Önceleri alttan alta seslendirilen bu aidiyet, HDP’li vekillerin Öcalan’ın fotoğrafını miting meydanına astırmak için polisle kavga etmesi ile iyice gün yüzüne çıktı.
Aynı HDP, ‘önderimiz’ dediği Öcalan’ın talimatlarını, Kandil’i de arkasına alarak sulandırmaya çalışmıyor mu?
Tüm bu ayak oyunlarını yaparken, eş zamanlı, “Biz herkesin partisiyiz” söylemine, PKK dışındaki unsurları da ikna etmeye çalışıyor.
Koyu ve katı bir ırkçılığın gölgesinde demokrasi yeşertmeye çalışan HDP bu gayretinde yalnız değil.
Kandil’in dışında bazı önemli gazeteciler ve siyasi partilerden lojistik destek aldığı açıkça görülüyor.
HDP Lideri Selahattin Demirtaş’ın sık sık bir araya geldiği sözde merkezde yazan gazetecilere baktığımız zaman fotoğraf biraz daha netleşiyor.
Bu gazetecilerin bir bölümü, HDP’nin izlediği siyaset anlayışını benimserken, diğer kısmı, mevcut iktidarın yıkılması için HDP’ye destek veriyor.
Bu stratejik ortaklığa katkı veren siyasi partiler de var.
CHP’nin bazı üst düzey yöneticilerinin, deşifre olmamış HDP’lileri aday göstermek için çalıştığı biliniyor.
Kılıçdaroğlu’nun basına kapalı bir toplantıda, HDP için, “Irkçı bir parti” dediğini biliyorum ama CHP Liderinin bazı yardımcılarının HDP’ye çalışmasının izahını nasıl yapacağız?
İktidar karşıtı çevreler açısından şunu anlamak mümkün;
Hükümet gitsin, biz ya da bizim gibi düşünenler gelsin.
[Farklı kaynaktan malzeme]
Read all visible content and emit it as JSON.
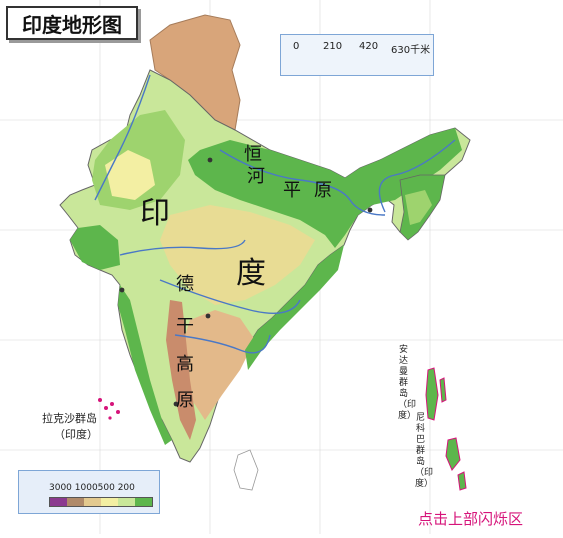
{
  "title": "印度地形图",
  "scale": {
    "ticks": [
      "0",
      "210",
      "420",
      "630千米"
    ]
  },
  "regions": {
    "india_big_1": "印",
    "india_big_2": "度",
    "gangetic": [
      "恒",
      "河",
      "平",
      "原"
    ],
    "deccan": [
      "德",
      "干",
      "高",
      "原"
    ],
    "lakshadweep": "拉克沙群岛",
    "lakshadweep_note": "（印度）",
    "andaman": "安达曼群岛（印度）",
    "nicobar": "尼科巴群岛（印度）"
  },
  "legend": {
    "labels": "3000 1000500 200",
    "swatches": [
      "#8b3a8f",
      "#b08a6a",
      "#e3c98f",
      "#f3efa3",
      "#c9e79a",
      "#5db64c"
    ]
  },
  "link_text": "点击上部闪烁区",
  "colors": {
    "lowland": "#5db64c",
    "plateau": "#c9e79a",
    "upland": "#e8dc94",
    "highland": "#e3b98a",
    "mountain": "#c98c6c",
    "border_region": "#d8a57a",
    "sea": "#ffffff",
    "river": "#4a78c6"
  }
}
Demokrasi içinde bu düşünce elbette saygıya değer ve makul bir karşı söylem ama, “iktidar ne pahasına olursa olsun gitsin” yaklaşımını realize edemiyorum.
HDP ne yazık ki henüz demokrasiyi içselleştirmeyi başarmış bir siyasi parti değil.
Kendisini demokrat olarak tanımlayan unsurların, demokrasiyi içine sindirmeyen bir siyasi partiyi, sırf beğenmediği bir iktidar gitsin diye desteklemesi demokrasinin intiharı değil mi?
Çıplak bir sorum var;
Bazı yerlerde CHP’ye vekillik için hiç başvuru olmadı?
Tesadüfe bakın ki, o bölgelerde HDP’nin ciddi oyu var!